I thought "soft landing" meant low inflation without significant job loss / or going into recession. Were nowhere near 2% inflation, and unemployment does seem to be increasing - at least if you actually look at the QECW - which is an actual report not survey.

Either way I am still not sure you can go into recession with fiscal policy printing 7% GDP. Perhaps they will prove me wrong. I doubt it - they will print 20% if need be.

But don't worry. I am completely invested in equities - because I am in on the joke, not because I think Costco deserves a 50X P/E. :ROFLMAO:
I think you're missing the forrest for the trees. Sure, very specific goals for inflation and unemployment are given for a soft landing which we may or may not get to, but close can be close enough. If the goal is 2% inflation and we're at 2.5%, ok, not at the goal but it's not 10% either. I think a simpler definition is we aren't in an all out recession and that's the idea behind the soft landing concept. Can this change? Sure, if unemployment continues to go up and inflation continues to go up but what if it's not an issue for 2-5 years? Is that not just a new economic cycle? Would you then say the current cycle wasn't a soft landing?

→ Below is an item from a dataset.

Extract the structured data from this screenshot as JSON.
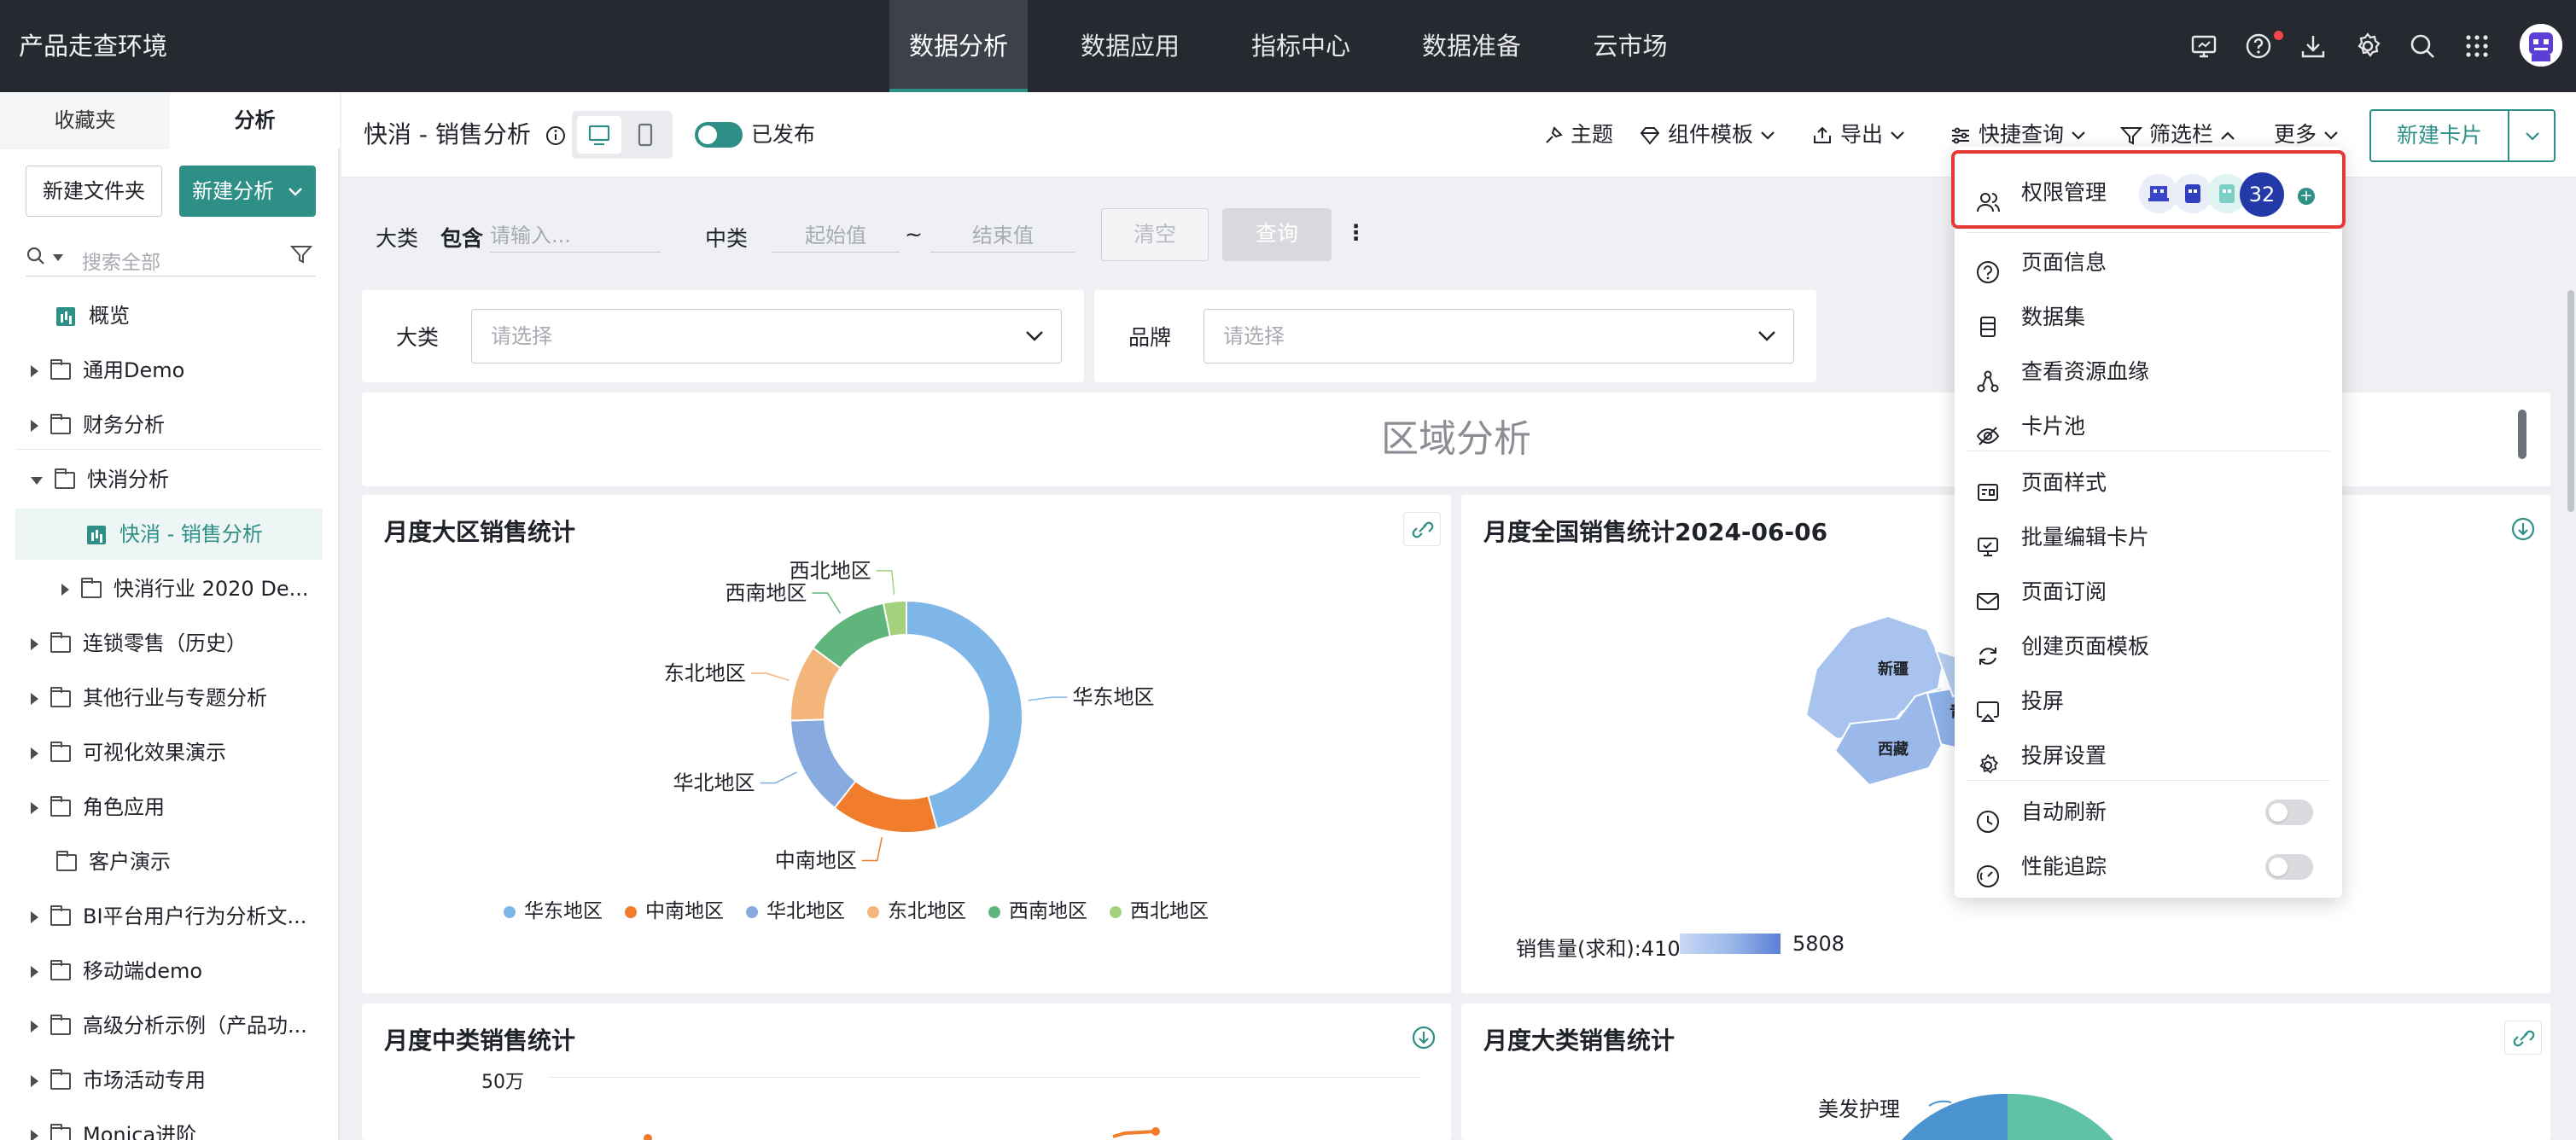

My point is today looks much better than most anticipated but next month, year, 2 years from now who knows?
 
I think you're missing the forrest for the trees. Sure, very specific goals for inflation and unemployment are given for a soft landing which we may or may not get to, but close can be close enough. If the goal is 2% inflation and we're at 2.5%, ok, not at the goal but it's not 10% either. I think a simpler definition is we aren't in an all out recession and that's the idea behind the soft landing concept. Can this change? Sure, if unemployment continues to go up and inflation continues to go up but what if it's not an issue for 2-5 years? Is that not just a new economic cycle? Would you then say the current cycle wasn't a soft landing?

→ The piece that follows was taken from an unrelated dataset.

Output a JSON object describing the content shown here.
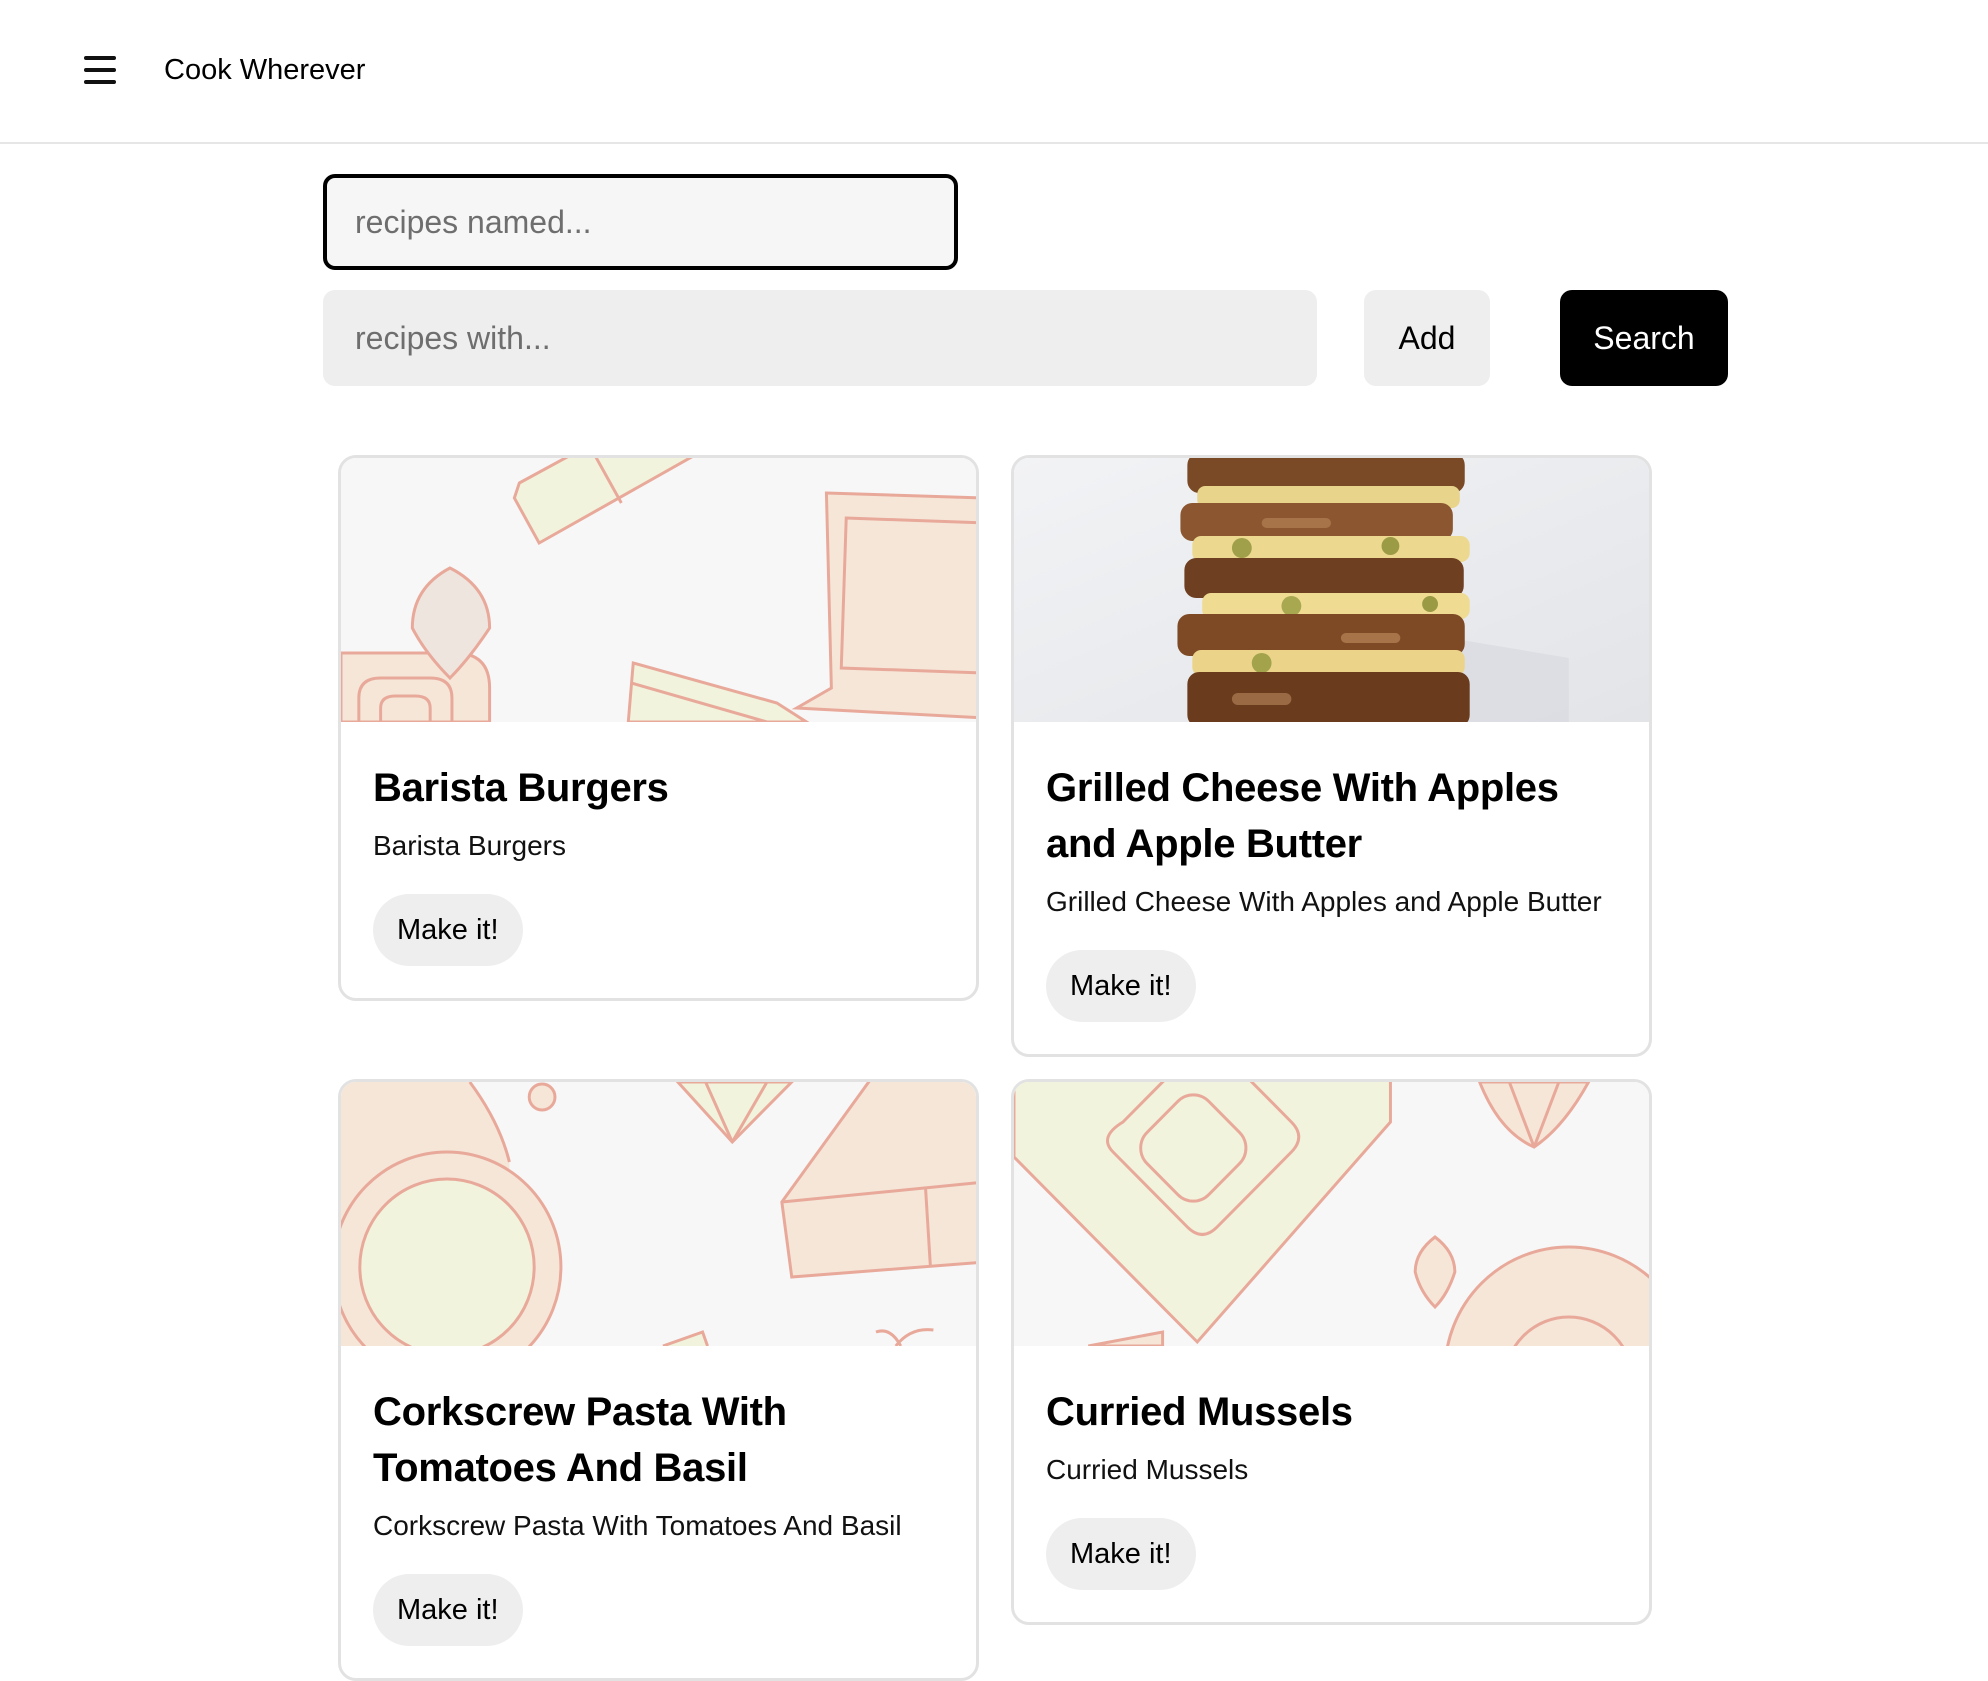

My point is today looks much better than most anticipated but next month, year, 2 years from now who knows?
So the definition is were better off today than we expected to be at this instant in time? Sounds like a political slogan not a economic definition - Are you better off now than you were a year ago? :ROFLMAO:

I don't really care what we call it. But if were going to be at 2% inflation and low unemployment, then I am going to lock in my 60/40 portfolio with maybe a little international now and go fishing.

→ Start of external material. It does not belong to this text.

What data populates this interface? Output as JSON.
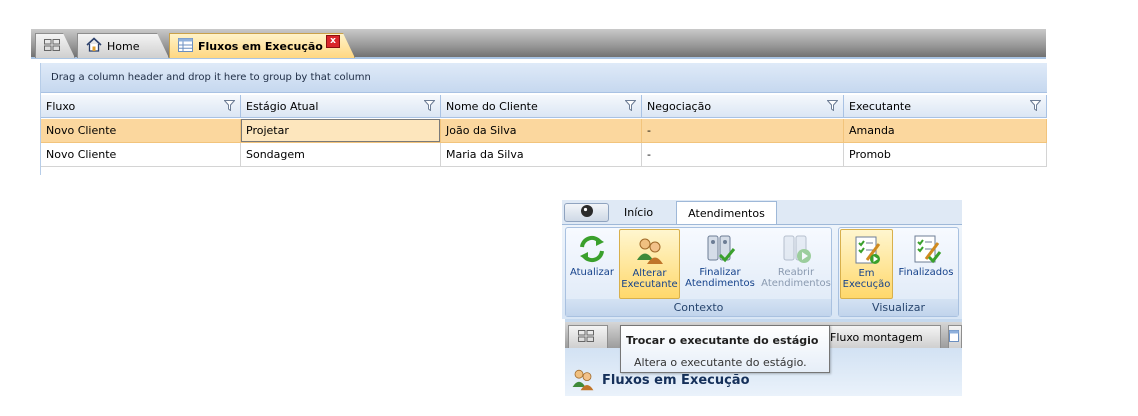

Headline inflation is at 2.5% only because petroleum is down 15% over the last year, and core is still 3.5% and rising, and only that low because decrease in new and used cars (because no one can afford them). So, oil likely isn't going up, but likely not down either (unless global growth slows more), and anything resembling a service keeps going up due to increasing wages. So if corporate margins are compressed they will stop hiring (already have). This sounds a lot different investor wise than what the "soft landing" was previously advertised to be.

If in a year from now inflation is 3.5% and unemployment is 5%, then I am going to want to fade bonds and be overweight stocks, gold and maybe bitcoin if your so inclined.